The Accelerating Skid

By Mitch Berg

Joe Doakes from Como Park emails:

In the last decade, St. Paul has lost jobs six times faster than elsewhere in Minnesota. Oddly, that era was governed by Mayors Randy Kelly (D) 2002-2006 and Chris Coleman (D) 2006-present. How can their enlightened DFL policies be costing us jobs six times faster than outstate?

Bush? Koch Brothers? War on Womyn? Global Warming?

Joe Doakes

my theory: just like poverty, abortion and budget deficits, the decline of our major cities is a bloody shirt that is worth more to the Democrats unsolved than solved.

10 Responses to “The Accelerating Skid”

  1. kel Says:

    ” worth more to the Democrats unsolved than solved.”

    absolutely, you can’t garner votes and contributions from the likes of DG if her “lady parts” (as she so quaintly delineates them) don’t feel threatened.

  2. Loren Says:

    Randy Kelly was a decent mayor for a Democrat.

  3. justplainangry Says:

    All of the above, Silly Joe. Why do you think metrocrats are trying to shove everyone into the city core? To prevent inner cities from becoming ghost towns. Although I am sure they have a contingency legislation ready to allow ghosts to vote.

  4. bikebubba Says:

    Memo to city mayors:

    1. Old brick buildings–love.

    2. Parks built by the captains of industry that built your city–love.

    3. Cool ethnic and specialty businesses–love.

    4. Bars on the windows and insane regulations–OK, you lost me there.

    Got it?

  5. The Big Stink Says:

    The city of San Jose recently reported 30% of next years operating budget will go to pensions. In five years, 51% will go to pensions. I have to believe this trend will be more common than uncommon.

    We’re seeing Detroit-itis breaking out everywhere Democrats gather to get their latte.

  6. Powhatan Mingo Says:

    BS wrote “The city of San Jose recently reported 30% of next years operating budget will go to pensions. In five years, 51% will go to pensions.”
    There should be a lesson here, and maybe a way to get leverage to solve this kind of problem (I believe the city of Duluth has a similar problem).
    One of the ways that politicians gain power is to promise supporters wealth that will not be delivered until later — sometimes, as with gold-plated retirement plans, decades later.
    Yet we have a democracy, and a republican form of government.

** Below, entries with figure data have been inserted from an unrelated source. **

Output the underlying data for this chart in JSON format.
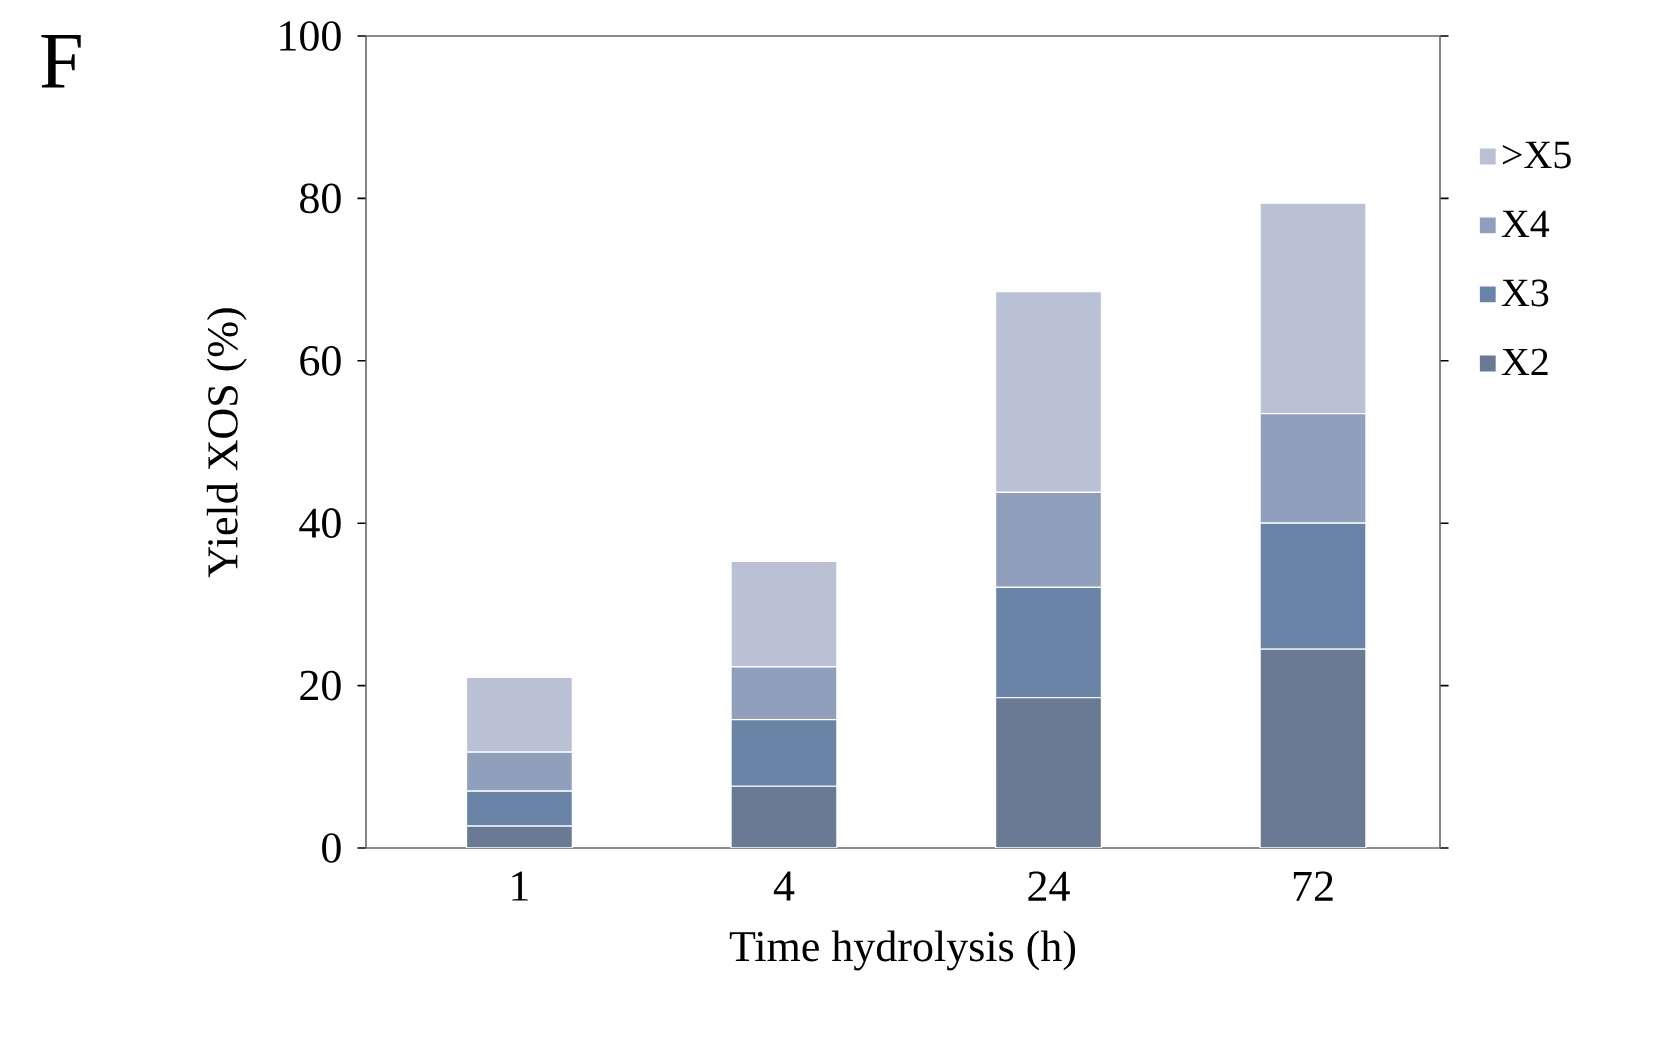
{
  "chart_data": {
    "type": "bar",
    "stacked": true,
    "xlabel": "Time hydrolysis (h)",
    "ylabel": "Yield XOS (%)",
    "annotations": [
      "F"
    ],
    "categories": [
      "1",
      "4",
      "24",
      "72"
    ],
    "series": [
      {
        "name": "X2",
        "color": "#6a7a94",
        "values": [
          2.7,
          7.6,
          18.5,
          24.5
        ]
      },
      {
        "name": "X3",
        "color": "#6a84a8",
        "values": [
          4.3,
          8.2,
          13.6,
          15.5
        ]
      },
      {
        "name": "X4",
        "color": "#909fbb",
        "values": [
          4.8,
          6.5,
          11.7,
          13.5
        ]
      },
      {
        "name": ">X5",
        "color": "#bbc1d5",
        "values": [
          9.2,
          13.0,
          24.7,
          25.9
        ]
      }
    ],
    "ylim": [
      0,
      100
    ],
    "yticks": [
      0,
      20,
      40,
      60,
      80,
      100
    ],
    "legend": "right"
  }
}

The residents of San Jose in 1970 can’t dictate how the residents of San Jose will live in 2014. The 1970 residents might pass a law that says no person can own a dog that weighs more than 40 lbs., but San Jose voters can change that law whenever they choose to.
    How can the residents of San Jose in 1970 dictate tax and spending policy in San Jose in 2014? It is taxation without representation.
    It is also suicidal for a city. Who will move to a city where the bulk of property taxes don’t provide local services, but go to retirees (who may have moved to another state altogether)?

  7. The Big Stink Says:

    Mingo: Suicide seems to be a favored sport of major metro areas these days.

  8. nerdbert Says:

    PM, why worry about the state of your own pensions when you’ve got folks like compliant Gov. Chicken to bail out pensions of teachers in Duluth? In Kali they’ll just lobby Gov. Moonbeam to do the same and tax “the rich” to pay for it.

  9. walter hanson Says:

    Silly question didn’t the light rail project bring in a whole bunch of jobs to the city to replace all of the jobs that were lost. I guess the Mayor and the city council believes all of the phony stuff they are handed that something will be good for the economy.

    Walter Hanson
    Minneapolis, MN

  10. Troy Says:

    Nerbert: a government union rep complained about that very thing during a union meeting. I was very surprised. Thinking back, though, maybe his beef was that government wasn’t sprinkling money over MAPE, or that MAPE is being held to a (more) fiscally sane standard than Duluth, or maybe that excesses in Duluth would “teach” more people that public employee unions don’t solve problems, the create them.